Battery Change Is Killing Me

Car struggled to turn over this morning, started twice and then dead. Jumped it and took to store to get a new battery (haven't changed it since I got the car in 2022). Battery connected and car wouldn't start. Guy at store recommended jumping it, which started it and now I am getting error codes up the wazoo - Thought they cleared out and the car started on its own, but now back to square 1.

Got about 6-8 codes;

1) smart braking system
2) engine
3) sensor system
4) EPB


When the car DOES start, the check engine light is on and the only noticeable issue is it is slow on the uptick when I accelerate. Once it's driving, it seems normal.

I tried the parking brake and that did make an unusual screech, but I was able to release it.

Is there anyway to fuddle my way out of this, or is it straight to the mechanic?

Thanks,
Stephanie
 
What kind of car do you have?
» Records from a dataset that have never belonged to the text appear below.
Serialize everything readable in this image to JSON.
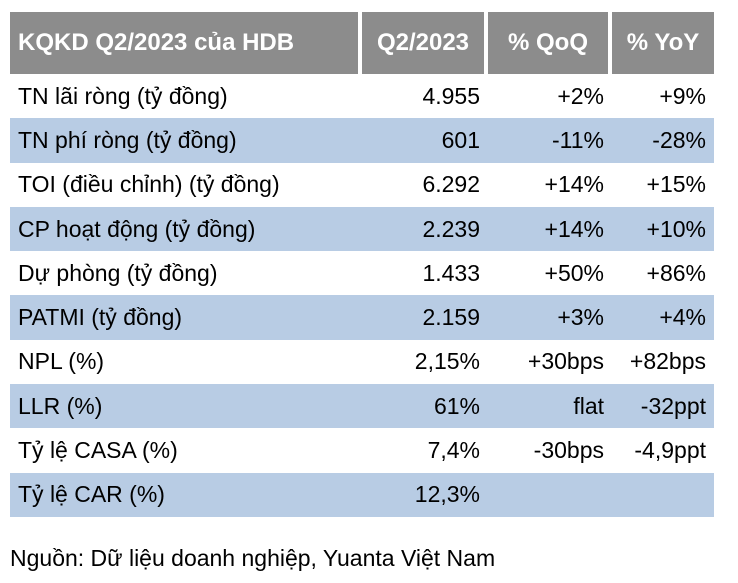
{
  "header": {
    "title": "KQKD Q2/2023 của HDB",
    "col_period": "Q2/2023",
    "col_qoq": "% QoQ",
    "col_yoy": "% YoY"
  },
  "rows": [
    {
      "label": "TN lãi ròng (tỷ đồng)",
      "value": "4.955",
      "qoq": "+2%",
      "yoy": "+9%"
    },
    {
      "label": "TN phí ròng (tỷ đồng)",
      "value": "601",
      "qoq": "-11%",
      "yoy": "-28%"
    },
    {
      "label": "TOI (điều chỉnh) (tỷ đồng)",
      "value": "6.292",
      "qoq": "+14%",
      "yoy": "+15%"
    },
    {
      "label": "CP hoạt động (tỷ đồng)",
      "value": "2.239",
      "qoq": "+14%",
      "yoy": "+10%"
    },
    {
      "label": "Dự phòng (tỷ đồng)",
      "value": "1.433",
      "qoq": "+50%",
      "yoy": "+86%"
    },
    {
      "label": "PATMI (tỷ đồng)",
      "value": "2.159",
      "qoq": "+3%",
      "yoy": "+4%"
    },
    {
      "label": "NPL (%)",
      "value": "2,15%",
      "qoq": "+30bps",
      "yoy": "+82bps"
    },
    {
      "label": "LLR (%)",
      "value": "61%",
      "qoq": "flat",
      "yoy": "-32ppt"
    },
    {
      "label": "Tỷ lệ CASA (%)",
      "value": "7,4%",
      "qoq": "-30bps",
      "yoy": "-4,9ppt"
    },
    {
      "label": "Tỷ lệ CAR (%)",
      "value": "12,3%",
      "qoq": "",
      "yoy": ""
    }
  ],
  "footer": {
    "source": "Nguồn: Dữ liệu doanh nghiệp, Yuanta Việt Nam"
  },
  "colors": {
    "header_bg": "#8c8c8c",
    "alt_row_bg": "#b8cce4"
  }
}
Do you get any CEL ( Check Engine Light)? Regardless, connect a scanner on the car, see if you get anything, any codes. How old is the car, do you have any maintenance history on it? I would start from the spark plugs. Do a visual inspection on them, maybe you need a new set. Check the start push button, maybe you need a new one. Start from here if you don't have any other ideas so far.
 
If the CX is a '22 I seriously doubt that it needs new plugs and I'm somewhat surprised that it needed a new battery. I'm still on the OEM from 2016 and still starting the car just fine.

Some, or perhaps all, of those error codes will clear once the car gets started and moving.
 
If the CX is a '22 I seriously doubt that it needs new plugs and I'm somewhat surprised that it needed a new battery.
I would, too, but he said he got the car in 2022, not that the car is a 2022 model. Maybe I misunderstood.
 
I would, too, but he said he got the car in 2022, not that the car is a 2022 model. Maybe I misunderstood.
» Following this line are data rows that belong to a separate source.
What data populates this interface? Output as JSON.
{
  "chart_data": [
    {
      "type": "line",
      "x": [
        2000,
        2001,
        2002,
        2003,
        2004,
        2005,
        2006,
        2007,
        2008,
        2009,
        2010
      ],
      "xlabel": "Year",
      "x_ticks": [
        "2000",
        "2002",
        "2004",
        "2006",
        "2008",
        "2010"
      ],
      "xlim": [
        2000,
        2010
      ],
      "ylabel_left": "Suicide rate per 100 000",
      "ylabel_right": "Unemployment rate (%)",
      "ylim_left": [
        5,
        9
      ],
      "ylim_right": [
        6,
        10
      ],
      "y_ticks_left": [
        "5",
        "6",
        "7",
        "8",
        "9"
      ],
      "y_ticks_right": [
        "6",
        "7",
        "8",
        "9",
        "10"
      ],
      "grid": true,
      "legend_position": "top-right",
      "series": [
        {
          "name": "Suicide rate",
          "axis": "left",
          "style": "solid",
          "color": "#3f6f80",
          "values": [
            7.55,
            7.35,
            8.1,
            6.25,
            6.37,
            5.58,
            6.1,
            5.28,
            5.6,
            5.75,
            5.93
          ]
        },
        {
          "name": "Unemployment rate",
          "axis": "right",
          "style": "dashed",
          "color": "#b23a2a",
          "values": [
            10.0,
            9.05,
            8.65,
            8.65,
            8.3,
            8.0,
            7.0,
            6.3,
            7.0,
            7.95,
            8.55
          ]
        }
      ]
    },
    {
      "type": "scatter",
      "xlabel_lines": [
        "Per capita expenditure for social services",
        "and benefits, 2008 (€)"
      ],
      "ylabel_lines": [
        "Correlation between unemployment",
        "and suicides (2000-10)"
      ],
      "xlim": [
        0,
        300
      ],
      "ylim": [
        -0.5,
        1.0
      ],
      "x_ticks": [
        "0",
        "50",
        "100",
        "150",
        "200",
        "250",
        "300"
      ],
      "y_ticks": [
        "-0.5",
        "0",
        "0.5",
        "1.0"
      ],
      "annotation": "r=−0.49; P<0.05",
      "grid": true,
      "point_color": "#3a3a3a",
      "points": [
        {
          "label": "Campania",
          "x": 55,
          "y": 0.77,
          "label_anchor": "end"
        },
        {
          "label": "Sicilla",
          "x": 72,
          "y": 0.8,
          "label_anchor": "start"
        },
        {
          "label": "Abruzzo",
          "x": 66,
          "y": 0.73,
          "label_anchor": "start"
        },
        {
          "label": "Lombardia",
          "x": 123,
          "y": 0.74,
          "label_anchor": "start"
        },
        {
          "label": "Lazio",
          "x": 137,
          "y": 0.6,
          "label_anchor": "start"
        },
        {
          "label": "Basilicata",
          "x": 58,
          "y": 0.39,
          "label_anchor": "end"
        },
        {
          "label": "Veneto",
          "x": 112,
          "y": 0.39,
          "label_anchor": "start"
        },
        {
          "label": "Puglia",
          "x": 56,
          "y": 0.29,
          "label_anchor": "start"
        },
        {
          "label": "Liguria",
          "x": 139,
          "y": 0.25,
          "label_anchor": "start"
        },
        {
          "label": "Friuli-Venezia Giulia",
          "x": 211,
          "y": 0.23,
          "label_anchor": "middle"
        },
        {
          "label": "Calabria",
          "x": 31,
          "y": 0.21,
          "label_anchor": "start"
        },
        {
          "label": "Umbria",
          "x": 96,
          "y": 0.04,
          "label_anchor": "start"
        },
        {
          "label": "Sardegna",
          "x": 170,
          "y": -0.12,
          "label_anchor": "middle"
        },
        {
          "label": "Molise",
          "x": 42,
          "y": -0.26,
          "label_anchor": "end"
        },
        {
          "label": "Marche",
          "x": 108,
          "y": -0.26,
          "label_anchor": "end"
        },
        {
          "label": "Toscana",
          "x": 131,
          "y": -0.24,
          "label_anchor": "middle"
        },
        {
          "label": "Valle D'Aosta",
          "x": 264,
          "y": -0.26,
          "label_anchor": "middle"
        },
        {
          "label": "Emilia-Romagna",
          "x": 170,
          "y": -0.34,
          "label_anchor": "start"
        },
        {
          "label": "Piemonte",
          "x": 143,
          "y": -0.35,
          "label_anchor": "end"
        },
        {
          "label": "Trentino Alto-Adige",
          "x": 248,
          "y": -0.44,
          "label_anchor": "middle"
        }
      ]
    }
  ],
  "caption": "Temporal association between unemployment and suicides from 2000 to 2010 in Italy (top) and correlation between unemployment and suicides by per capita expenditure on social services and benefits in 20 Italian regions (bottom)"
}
Nope, you're right. The OP said that the car was acquired in 22, I'm assuming that it's a 2022 but of course, I could be wrong. That's the only number that I have to go by, so...

Probably not a 22 though, since the OP didn't mention warranty.
 
Is there a possibility that disconnecting the battery again to clear the codes would help?
 
My first step would be to put the new battery on a good multi stage charger and charge it fully. Its common for new batteries to not be anywhere near fully charged, and these modern cars do not like low voltage.

Then test again.

Even if this doesnt solve the problems, at least you have eliminated one issue.
 
OP has not responded to his own thread for 1 month.

Where are you seeing that? OP started this thread on Dec 26th. It's coming up on 2 weeks old.

@sad2390, where did you buy the battery, and who did the installation? If it was an auto parts store like a Napa, they should be able to do a load test on the battery to determine the condition. If it's a bad new battery, they should replace it with another new battery.

Auto shops like that should also be able to check and clear OBD codes like the ones you have, or they sell the equipment that lets you do that. Clear the codes and see if they come back.

How short were your drives after you jumped the battery? The car usually needs to run for a while in order for the alternator to recharge the battery properly. If this isn't possible, you can put the battery on a trickle charger or battery maintainer to recharge the battery over the course of a few hours.